Иустин Евдокимович Дядьковский, знаменитый врач-клиницист, пятидесяти лет от роду, профессор Московского университета, терпевший гонения за вольномыслие в естественных науках, вёл знакомство с Арсеньевой ещё с Москвы, и Елизавета Алексеевна, не чинясь, передала с ним гостинец внуку.

Иустин Евдокимович сначала сам зашёл к Лермонтову, но не застал его, и тот поздним вечером поспешил в дом, где остановился профессор, прося прощения, что визит его случился впопыхах и он небрит. С первых слов церемонии показались докучны; они проговорили далеко за полночь.

Начав с личности Байрона и философии Бэкона, перешли на вопрос о нравственном идеале.

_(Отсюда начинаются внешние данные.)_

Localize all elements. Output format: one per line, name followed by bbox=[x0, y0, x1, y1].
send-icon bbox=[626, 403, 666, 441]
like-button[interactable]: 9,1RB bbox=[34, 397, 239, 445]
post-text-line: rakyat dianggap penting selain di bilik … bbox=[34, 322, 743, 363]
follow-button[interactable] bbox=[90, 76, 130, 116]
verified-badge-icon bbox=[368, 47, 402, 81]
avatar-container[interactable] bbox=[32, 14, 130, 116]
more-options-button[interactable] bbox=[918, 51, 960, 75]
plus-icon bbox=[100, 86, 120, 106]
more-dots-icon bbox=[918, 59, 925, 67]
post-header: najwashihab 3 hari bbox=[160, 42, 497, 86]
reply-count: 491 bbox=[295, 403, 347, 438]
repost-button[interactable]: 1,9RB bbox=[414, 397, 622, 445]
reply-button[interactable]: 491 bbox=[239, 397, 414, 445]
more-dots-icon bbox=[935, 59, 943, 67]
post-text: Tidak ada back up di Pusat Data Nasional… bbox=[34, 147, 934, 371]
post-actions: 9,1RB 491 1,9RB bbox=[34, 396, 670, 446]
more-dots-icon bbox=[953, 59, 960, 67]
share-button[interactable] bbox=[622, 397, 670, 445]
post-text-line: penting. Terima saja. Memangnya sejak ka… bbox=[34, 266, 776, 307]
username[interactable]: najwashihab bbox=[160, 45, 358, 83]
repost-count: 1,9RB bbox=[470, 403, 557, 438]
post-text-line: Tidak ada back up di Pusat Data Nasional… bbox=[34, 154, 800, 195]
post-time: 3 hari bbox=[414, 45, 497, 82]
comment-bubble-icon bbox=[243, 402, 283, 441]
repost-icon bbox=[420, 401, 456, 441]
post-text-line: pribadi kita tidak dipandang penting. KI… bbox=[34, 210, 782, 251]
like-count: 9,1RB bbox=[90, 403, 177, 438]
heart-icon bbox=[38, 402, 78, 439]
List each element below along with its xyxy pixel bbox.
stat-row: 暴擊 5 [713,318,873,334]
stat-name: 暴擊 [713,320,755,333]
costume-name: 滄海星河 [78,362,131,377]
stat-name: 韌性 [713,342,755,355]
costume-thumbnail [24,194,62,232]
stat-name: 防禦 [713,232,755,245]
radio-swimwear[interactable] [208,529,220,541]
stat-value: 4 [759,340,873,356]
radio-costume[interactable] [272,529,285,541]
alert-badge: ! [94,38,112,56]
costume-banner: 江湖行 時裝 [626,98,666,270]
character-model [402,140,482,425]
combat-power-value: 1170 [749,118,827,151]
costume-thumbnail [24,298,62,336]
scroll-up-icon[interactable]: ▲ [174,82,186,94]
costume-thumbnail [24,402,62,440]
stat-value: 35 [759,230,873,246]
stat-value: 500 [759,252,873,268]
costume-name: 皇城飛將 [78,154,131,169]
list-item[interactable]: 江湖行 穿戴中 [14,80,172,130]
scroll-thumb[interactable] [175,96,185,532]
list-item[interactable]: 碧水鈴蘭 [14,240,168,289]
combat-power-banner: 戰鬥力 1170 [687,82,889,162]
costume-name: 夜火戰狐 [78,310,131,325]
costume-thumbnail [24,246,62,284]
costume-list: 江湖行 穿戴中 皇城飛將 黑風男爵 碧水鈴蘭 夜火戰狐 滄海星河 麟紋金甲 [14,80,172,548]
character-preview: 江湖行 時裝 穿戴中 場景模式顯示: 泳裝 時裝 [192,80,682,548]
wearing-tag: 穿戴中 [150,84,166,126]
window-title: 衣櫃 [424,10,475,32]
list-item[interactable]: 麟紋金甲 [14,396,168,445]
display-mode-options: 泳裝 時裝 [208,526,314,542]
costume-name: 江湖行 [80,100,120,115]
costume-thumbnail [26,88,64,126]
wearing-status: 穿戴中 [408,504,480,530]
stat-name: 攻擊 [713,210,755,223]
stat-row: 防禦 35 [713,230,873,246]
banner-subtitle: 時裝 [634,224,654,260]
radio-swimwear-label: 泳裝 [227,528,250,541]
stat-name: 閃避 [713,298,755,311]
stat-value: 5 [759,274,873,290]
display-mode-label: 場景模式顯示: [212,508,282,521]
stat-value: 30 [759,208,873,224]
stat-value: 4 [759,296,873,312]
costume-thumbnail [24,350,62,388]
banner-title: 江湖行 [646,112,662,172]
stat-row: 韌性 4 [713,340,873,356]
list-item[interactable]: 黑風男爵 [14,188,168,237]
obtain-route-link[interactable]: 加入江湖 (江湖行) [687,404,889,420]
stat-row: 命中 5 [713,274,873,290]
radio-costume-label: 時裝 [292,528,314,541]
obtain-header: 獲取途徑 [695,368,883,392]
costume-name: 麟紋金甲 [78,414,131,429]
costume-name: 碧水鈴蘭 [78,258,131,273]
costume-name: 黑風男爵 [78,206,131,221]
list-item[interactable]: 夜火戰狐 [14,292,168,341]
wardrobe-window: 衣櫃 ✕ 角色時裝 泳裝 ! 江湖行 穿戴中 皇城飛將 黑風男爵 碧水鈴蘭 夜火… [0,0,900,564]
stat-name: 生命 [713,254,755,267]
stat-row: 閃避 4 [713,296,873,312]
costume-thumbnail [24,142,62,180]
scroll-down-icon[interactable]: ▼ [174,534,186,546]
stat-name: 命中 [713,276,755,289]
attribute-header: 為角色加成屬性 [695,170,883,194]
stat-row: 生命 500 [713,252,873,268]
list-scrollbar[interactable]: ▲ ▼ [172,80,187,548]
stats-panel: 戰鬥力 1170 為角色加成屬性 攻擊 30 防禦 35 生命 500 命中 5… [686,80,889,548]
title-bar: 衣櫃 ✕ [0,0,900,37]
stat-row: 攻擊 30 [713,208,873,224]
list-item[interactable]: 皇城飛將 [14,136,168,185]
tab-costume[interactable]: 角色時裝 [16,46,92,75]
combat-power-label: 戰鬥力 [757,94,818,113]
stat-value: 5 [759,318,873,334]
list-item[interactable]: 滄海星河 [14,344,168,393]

   — Каждый мыслящий человек помимо прямой деятельности видит свою задачу в утверждении этого идеала, — сказал Дядьковский.

   — А разве он есть? — прервал Лермонтов. — Разве Европа выработала такой идеал?

Полагаю, он в облегчении страданий многих людей?

   — Не то дурно, что люди терпеливо страдают, — сказал Лермонтов с какой-то задумчивой печалью, — а то, что большинство из них даже не осознают своих страданий! Нет, пока не выйдешь из толпы, не освободишься от её стихийных порывов, невозможно критически обозреть путь, общий с нею. Лишь затем придёт пора действовать. Мне сдаётся, смельчаки на Сенатской площади сделали слишком раннюю попытку встать поперёк течения. Как, впрочем, случалось не раз в нашей истории.

   — Когда же? — живо спросил Дядьковский, подперев ладонями лицо, что было у него знаком углублённого внимания.

   — А когда отвергли языческих богов и возникло критическое отношение к непогрешимой мудрости предков.

   — Вы именно так трактуете обращение Руси в христианство? Без державной воли Владимира Святого?

   — Владимир стал триумфатором. Он заканчивал. А ведь были прежде него побеждённые. Осмеянные одиночки, которые пролагали путь к новому миропониманию ценой своей жизни... Вообще же на Руси было лишь две возможности вырваться из рутины: разбойничество и монастырь.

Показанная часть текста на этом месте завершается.